Greenpeace started its campaign in February, urging “ The So Coal Network” — a play on Facebook’s “social network” identity — to “Unfriend Coal,” which it calls “the dirtiest source of energy and largest single source of pollution in the world.”
Following on the data center issue there’s a great piece on European Union efforts to significantly increase the energy efficiency of their data centers. Seriously- the Europeans are cleaning our clocks on this stuff- they are way out in front of us. While the EU works on advancing energy conservation where it counts we have to beat back attempts to eliminate one of the only clean energy laws in the US. The Times has a nice editorial on the resounding defeat of the efforts in California to kill their enormously successful Climate Change law.
All of this is book-ended by a style-type piece on upcycling and the growing culture of seeing waste materials as a resource rather than a nuisance to be disposed out of sight, and a business section item on the many bond funds out there working to finance clean energy investments. This last piece has a lot of great stuff on progressive bond funds but makes one of the most common and most unbelievably frustrating mistakes about the economics of climate change. They open the piece with:
Financial experts may debate how much it would cost to shift the world to a low carbon economy, but they agree on one thing: the amount would be phenomenal.

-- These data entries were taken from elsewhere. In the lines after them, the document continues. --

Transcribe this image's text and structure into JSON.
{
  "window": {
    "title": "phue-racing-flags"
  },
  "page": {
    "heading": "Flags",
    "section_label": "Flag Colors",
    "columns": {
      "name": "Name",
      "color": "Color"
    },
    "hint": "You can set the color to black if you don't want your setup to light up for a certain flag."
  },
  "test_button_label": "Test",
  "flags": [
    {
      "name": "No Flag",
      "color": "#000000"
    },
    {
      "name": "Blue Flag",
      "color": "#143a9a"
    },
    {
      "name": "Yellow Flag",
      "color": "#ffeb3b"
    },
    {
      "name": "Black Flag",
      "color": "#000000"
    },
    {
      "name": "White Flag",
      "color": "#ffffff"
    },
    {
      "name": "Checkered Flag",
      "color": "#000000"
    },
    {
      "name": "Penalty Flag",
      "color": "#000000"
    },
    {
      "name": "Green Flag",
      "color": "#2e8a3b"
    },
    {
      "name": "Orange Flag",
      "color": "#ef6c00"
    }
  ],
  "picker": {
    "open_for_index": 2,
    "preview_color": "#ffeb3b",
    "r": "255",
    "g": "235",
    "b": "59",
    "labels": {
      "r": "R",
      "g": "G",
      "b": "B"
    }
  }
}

It’s a snappy way to start but totally ignores the issue at hand, namely, our options. Shifting to a low carbon economy might entail spending significant sums of money but it will not be “expensive” when compared to the other options. As Amory Lovins has pointed out, “The good news about climate change is that it’s cheaper to fix than it is to ignore.” Yes- reorienting our infrastructure to clean and green energy sources will cost money, but the repercussions of just burning all the fossil fuel the planet has to offer as quickly as possible will cost even more. This is simple math, folks.